As historian Stephen Puleo (American Treasures) points out in Voyage of Mercy: The USS Jamestown, the Irish Famine, and the Remarkable Story of America's First Humanitarian Mission, the repercussions of the Irish famine of the 1840s still linger. Broad swaths of American society are descendants of the countless Irish people who fled their homeland during the devastation. English-Irish relations were poisoned for decades, because of the appalling decision of the English leadership to allow thousands of Irish people to starve to death while continuing to force Irish farmers to export their crops to England to meet quotas.

As the potato blight tore apart Irish society, and the English turned a blind eye, the Americans came to the rescue. Spurred by cries for aid from such illustrious statesmen as Daniel Webster and Henry Clay, the American populace donated generously. The Jamestown was fitted as a relief ship, and Captain Robert Bennet Forbes was commissioned to undertake the voyage to Ireland with his hold full of supplies, which, in a "happy coincidence," were loaded aboard the Jamestown on St. Patrick's Day, 1847.

Having overcome terrible tragedies in his own life, Forbes was determined to help alleviate the suffering of the Irish.

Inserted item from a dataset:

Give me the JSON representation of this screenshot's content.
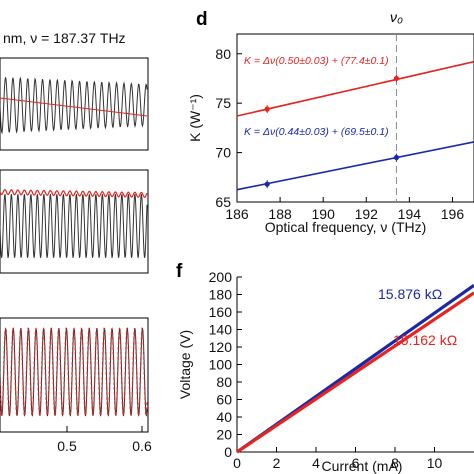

His journey not only marked a pivotal point in American history, but it also laid the groundwork for "the collaborative public-private blueprint... that has guided America's international charitable relief for more than a century and a half."

In this meticulously researched, yet eminently approachable book, Stephen Puleo provides a fascinating glimpse at a little-known facet of a well-known trauma. --Jessica Howard, bookseller at Bookmans, Tucson, Ariz.